The plastic barges were an experiment to see whether they’d be picked up by satellites and high-flying drones. The results, used in research published today in the journal Nature Scientific Reports, showed that satellites could pick up the agglomerations of plastic bobbing at sea. Using artificial intelligence, researchers were also able to discern trash from from natural materials like seaweed, wood, and even sea foam.

Spotting so-called “macroplastics” (bits, bags, and bottles larger than 5 millimeters) before they degrade into smaller particles has been attempted before. Until recently, however, satellites haven’t been able to produce images in enough detail and with enough frequency to accurately pinpoint and track plastic debris. Previously published estimates show that as much as 12.7 million metric tons gets dumped into the ocean each year.

Led by Lauren Biermann at Plymouth Marine Laboratory in the U.K., the study used images from the European Space Agency’s Sentinel-2 satellites, which take high-resolution images of much of the world every five days. The researchers developed a method to identify optical signatures from light wavelengths—both visible and infrared—of materials commonly found in debris patches. They used that information to train a machine learning algorithm, which was able to distinguish naturally occurring debris from plastic about 86% of the time in tests. Those were then validated against the images taken earlier of the plastic floats around Lesbos.

Biermann calls the work a step in bringing together marine plastics researchers and satellite-sensing experts.
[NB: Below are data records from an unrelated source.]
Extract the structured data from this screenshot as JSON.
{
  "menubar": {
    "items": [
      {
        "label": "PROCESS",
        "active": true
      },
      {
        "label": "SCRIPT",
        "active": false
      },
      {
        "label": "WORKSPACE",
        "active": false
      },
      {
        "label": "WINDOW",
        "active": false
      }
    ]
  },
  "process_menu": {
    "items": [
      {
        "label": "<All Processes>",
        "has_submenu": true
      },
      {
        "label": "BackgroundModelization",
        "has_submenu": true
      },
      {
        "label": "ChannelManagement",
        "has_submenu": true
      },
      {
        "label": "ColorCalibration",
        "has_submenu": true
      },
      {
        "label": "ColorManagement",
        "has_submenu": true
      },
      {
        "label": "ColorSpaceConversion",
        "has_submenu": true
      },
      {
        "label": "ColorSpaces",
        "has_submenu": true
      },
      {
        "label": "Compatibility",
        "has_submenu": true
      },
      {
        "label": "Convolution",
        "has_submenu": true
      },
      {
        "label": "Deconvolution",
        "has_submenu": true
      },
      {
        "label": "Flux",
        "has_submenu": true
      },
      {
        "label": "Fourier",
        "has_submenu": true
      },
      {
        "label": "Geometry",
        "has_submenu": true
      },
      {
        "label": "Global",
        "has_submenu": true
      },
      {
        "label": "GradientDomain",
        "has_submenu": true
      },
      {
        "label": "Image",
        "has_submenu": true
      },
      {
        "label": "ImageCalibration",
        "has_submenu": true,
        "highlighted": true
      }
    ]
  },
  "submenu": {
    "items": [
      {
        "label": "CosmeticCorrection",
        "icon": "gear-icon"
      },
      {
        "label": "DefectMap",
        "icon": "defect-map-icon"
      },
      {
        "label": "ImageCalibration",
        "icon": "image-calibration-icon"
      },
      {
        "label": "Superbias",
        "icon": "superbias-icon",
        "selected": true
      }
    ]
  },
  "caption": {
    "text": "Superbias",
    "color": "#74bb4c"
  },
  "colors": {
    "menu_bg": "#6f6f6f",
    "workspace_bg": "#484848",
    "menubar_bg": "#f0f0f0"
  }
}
The approach can be used, she says, with any remote sensing platforms that operate in close to the same way as the Sentinel-2, including drones and other high-resolution satellites.

“Though this doesn't fix the marine plastics pollution problem,” she says, the large-scale views taken in by satellites and drones offer improved ways of “observing and tracking floating plastics, and we hope our work here will eventually support active clean-up operations.”